The key enabling tools, motivational interviewing, goal-setting, problem solving and agenda setting, have to be applied in an effective way. For people with long term conditions like me, this means support needs to be able to flex to reflect our health conditions, health literacy and ethnicity or cultural background. This requires trained people with a good understanding of self-management, whether that is gained from personal experience or otherwise, and structured support.
Secondly, safety is important to address, because often it can be a concern of clinicians early on in their journey of supporting people to self-manage. Some fears around self-management are built on the assumption that patients will then unilaterally decide to take or change medications, or suddenly start exercising at inappropriate levels. Self-management courses minimize the risk and challenges of this, where the non-clinical skills are emphasized, and through ensuring behaviour changes around medications and exercise for example are checked with the relevant healthcare professionals.
‘Safety’ fears are relevant for people with conditions themselves too, although we wouldn’t articulate them as ‘safety’: being cut off from NHS services; trying to understand complex health information; and doing something wrong. Our fears about self-management reflect the fact it is often very different from experiences with traditional NHS services.

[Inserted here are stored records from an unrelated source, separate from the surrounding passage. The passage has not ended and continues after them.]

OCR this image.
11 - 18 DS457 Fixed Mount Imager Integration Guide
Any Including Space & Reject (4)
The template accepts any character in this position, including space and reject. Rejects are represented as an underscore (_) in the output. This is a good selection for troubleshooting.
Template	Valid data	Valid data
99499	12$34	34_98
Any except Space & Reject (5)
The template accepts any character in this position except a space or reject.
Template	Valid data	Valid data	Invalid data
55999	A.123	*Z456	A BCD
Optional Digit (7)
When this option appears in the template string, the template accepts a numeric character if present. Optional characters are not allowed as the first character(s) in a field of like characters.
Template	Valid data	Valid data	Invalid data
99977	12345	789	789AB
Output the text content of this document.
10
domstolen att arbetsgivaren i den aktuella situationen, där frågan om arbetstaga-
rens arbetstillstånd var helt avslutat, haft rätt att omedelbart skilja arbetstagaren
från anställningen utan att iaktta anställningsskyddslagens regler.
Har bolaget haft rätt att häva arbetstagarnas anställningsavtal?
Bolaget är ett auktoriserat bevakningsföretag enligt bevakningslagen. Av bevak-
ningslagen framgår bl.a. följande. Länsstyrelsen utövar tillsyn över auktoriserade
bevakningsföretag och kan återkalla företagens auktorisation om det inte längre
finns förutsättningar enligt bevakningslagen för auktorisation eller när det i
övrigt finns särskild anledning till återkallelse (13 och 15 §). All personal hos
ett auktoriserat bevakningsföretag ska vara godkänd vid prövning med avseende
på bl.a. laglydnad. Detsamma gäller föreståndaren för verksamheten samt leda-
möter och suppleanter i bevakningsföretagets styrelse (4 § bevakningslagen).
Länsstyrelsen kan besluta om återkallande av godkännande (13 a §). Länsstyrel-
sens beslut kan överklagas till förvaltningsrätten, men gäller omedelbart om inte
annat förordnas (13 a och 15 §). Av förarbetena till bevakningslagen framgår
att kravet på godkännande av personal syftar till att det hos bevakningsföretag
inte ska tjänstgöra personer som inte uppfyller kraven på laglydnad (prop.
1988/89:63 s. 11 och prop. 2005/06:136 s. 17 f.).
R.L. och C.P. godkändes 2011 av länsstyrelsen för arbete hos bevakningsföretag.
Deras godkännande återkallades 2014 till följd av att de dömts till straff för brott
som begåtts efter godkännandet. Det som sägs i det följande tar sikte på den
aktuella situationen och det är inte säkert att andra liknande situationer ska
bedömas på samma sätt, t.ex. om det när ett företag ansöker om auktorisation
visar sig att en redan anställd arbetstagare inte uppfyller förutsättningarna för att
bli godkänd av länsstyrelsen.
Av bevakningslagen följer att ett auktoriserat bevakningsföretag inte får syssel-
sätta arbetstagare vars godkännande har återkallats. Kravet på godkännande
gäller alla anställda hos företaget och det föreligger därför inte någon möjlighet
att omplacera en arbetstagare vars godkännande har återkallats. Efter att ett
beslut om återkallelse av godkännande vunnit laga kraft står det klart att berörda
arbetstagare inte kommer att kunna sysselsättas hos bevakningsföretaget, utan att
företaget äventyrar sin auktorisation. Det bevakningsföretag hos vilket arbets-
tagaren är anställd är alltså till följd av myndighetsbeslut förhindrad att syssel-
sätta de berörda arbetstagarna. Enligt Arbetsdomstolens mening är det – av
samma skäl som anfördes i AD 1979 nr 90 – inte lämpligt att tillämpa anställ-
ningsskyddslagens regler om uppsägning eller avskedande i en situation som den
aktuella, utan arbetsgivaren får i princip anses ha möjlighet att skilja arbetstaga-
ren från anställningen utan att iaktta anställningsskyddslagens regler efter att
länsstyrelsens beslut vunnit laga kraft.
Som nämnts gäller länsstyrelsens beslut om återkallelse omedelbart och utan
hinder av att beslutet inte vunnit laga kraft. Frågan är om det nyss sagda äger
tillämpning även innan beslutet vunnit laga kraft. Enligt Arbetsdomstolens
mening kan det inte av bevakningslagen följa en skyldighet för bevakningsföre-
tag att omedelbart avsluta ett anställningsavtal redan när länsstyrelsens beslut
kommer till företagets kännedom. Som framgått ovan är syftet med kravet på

Reassuring patients and clinicians with proven and recognized quality services and programmes is essential.
Positive experiences of self-management support can have a direct impact on how likely we are as people with long term conditions to continue to adopt self-management behaviors. A poor experience at a course or working with a coach, or being supported in any other way can harm our progression along our own self-management journey. The experience around support has to take into account where we are on our journey, our fears, and bring in key tools like normalization (“that can be a common feeling people have when living with a health condition”) and affirmation (acknowledging the things we are already doing to manage our health). For those of us who are supported to self-manage through group courses, the experience of meeting others with similar conditions and the social learning environment are key positive parts that we feedback on. But these group settings need appropriate management. This positive experience of self-management also needs to correlate to our other interactions with the healthcare system. If our learning and support means we feel more empowered and in control, that can be quickly undermined by an encounter with a clinician who doesn’t support this approach. To manage the risk of this, good self-management support programmes should support both walls of the house of care through training, with engaged and informed patients and clinicians committed to partnership working with their patients. Engaged, activated and informed clinicians need to be part of the self-management support ‘package’ we need for a positive experience.
Although self-management may be perceived as wishy-washy by some, it is rooted in evidence and good practice. Those providing it have just the same responsibility to adhere to quality measures as those providing any other form of care to people within our healthcare system. QISMET for example have developed standards that encompass all of the points above – registrations and certification against those standards is central to ensuring quality across the self-management field, and helping it get taken seriously and then commissioned.
Quality is the universal language of health care (professionals, commissioners and managers), so without getting subsumed into the medical model, we need to be able to talk openly about what quality in self-management means and how we can ensure that is delivered consistently.